On vit alors un spectacle étonnant: comme il s'enfuyait sur sa mule, sa
chevelure s'embarrassa dans les branches touffues d'un chêne. La chevelure de
cet arbre retint enchaîné par la chevelure cet usurpateur en le frappant dans
cet endroit où il voulut placer le diadème du roi son père. Absalom était donc
suspendu entre le ciel et la terre. Le ciel ne voulait point le recevoir; il
avait rejeté de son sein le premier rebelle, le démon, comment aurait-il reçu le
second, coupable de rébellion ? La terre l'avait en horreur, et ne pouvait
consentir à être souillée par les pas de ce fils parricide; si, en effet, elle a
dévoré Dathan qui avait osé parler contre Moïse, si elle s'est ouverte pour
engloutir celui qui avait ouvert la bouche pour proférer des discours séditieux,
aurait-elle pu supporter un fils qui courait ôter la vie à son père ? Or,
pendant que ce fils était ainsi pendu à un chêne, Joab, général des armées
royales, vint et perça de trois dards le coeur d'Absalom en le frappant à
l'endroit même qui était le siège de ses projets criminels. Et c'est quand il
était ainsi suspendu que David lui fit cette épitaphe si bien méritée : «J'ai vu
l'impie très-élevé et qui égalait en hauteur les cèdres du Liban; et j'ai passé
et il n'était plus.» (Ps 36,35).
«Psaume de David lorsqu'il s'enfuyait devant Absalom, son fils.» Ce n'était
point sous l'impression d'un sentiment de crainte qu'il s'enfuyait, mais par le
désir d'épargner les jours de son fils. Il voulait lui sauver la vie, parce que
c'était son fils; mais ceux qui étaient avec lui ne crurent pas devoir
l'épargner, parce que c'était un rebelle. Aussi David, alors que son fils le
poursuivait et que pour cela même Seméis l'accablait d'outrages, fit preuve
d'une patience admirable. Mais, lorsqu'il vit qu'il était pour un grand nombre
un objet de scandale et surtout pour ceux qui avaient partagé la révolte
d'Absalom; lorsqu'ils s'élevèrent contre lui comme s'il était abandonné de la
divine Providence, et qu'ils dirent hautement: David est maintenant seul, sans
secours et sans appui, Dieu S'est retiré de lui, comme Il S'est retiré autrefois
de Saul; de même qu'Il s'est éloigné de Saul pour s'unir avec David, ainsi Il
abandonne maintenant David pour devenir le protecteur d'Absalom: révoltons-nous
contre lui, attaquons-le; il n'y a point de salut pour lui dans son Dieu.

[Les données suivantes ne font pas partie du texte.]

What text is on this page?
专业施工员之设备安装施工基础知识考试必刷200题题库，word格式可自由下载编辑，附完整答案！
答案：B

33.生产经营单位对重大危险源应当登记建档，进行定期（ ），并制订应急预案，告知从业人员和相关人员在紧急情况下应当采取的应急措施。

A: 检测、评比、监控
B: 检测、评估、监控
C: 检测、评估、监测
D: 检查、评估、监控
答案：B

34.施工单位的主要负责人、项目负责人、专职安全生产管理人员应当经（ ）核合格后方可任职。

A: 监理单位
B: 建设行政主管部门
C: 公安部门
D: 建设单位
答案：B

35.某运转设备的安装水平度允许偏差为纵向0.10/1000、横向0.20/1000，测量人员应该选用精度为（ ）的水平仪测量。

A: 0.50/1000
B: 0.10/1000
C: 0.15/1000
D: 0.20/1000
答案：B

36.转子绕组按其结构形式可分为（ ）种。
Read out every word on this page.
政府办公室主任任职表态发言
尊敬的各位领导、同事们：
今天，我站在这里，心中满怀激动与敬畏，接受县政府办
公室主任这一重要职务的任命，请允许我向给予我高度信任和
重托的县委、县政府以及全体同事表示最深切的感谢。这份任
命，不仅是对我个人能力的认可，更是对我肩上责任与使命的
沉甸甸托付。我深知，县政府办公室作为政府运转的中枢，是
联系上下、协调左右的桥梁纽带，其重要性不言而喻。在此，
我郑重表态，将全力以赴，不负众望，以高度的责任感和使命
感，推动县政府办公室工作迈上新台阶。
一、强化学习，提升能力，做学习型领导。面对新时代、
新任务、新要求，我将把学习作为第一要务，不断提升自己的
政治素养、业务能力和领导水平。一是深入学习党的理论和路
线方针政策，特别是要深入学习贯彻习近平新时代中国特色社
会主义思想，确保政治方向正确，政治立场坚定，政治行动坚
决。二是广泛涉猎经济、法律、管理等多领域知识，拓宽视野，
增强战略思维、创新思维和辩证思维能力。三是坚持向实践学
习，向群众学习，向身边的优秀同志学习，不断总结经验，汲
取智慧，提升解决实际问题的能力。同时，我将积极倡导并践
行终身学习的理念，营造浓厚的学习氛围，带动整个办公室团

Tels
étaient leurs discours, et c'est alors que David, plus sensible à ce langage
impie qu'à la révolte de son fils, fait à Dieu cette question: «Seigneur,
pourquoi le nombre de ceux qui me persécutent s'est-il si fort augmenté ?» Les
tentations m'assiègent de toutes parts, les calamités m'environnent comme des
torrents, une pluie désastreuse tombe sur moi, mes ennemis viennent m'assaillir
comme autant de fleuves débordés, des esprits mauvais se déchaînent contre moi
comme les vents en furie, et viennent fondre sur ma maison, dans le dessein de
séparer mon âme de Toi, ô mon Dieu ! Mais, fondé sur la pierre de la foi, je ne
succombe point; je me prosterne devant Toi afin d'apprendre pourquoi, Seigneur,
le nombre de ceux qui me persécutent s'est multiplié. Celui qui est né de moi
s'est déclaré contre moi; mais Toi, Seigneur, Tu es pour moi. Mes propres
entrailles me font la guerre, mon peuple a pris le parti d'Absalom, mes propres
soldats se sont armés contre moi. Mes brebis sont devenues des loups, les
agneaux des lions, les petits agneaux eux-mêmes se sont changés en chiens
furieux, les béliers en taureaux menaçants; je ne m'en attriste pas pour
moi-même; mais je m'afflige de les voir courir à leur perte.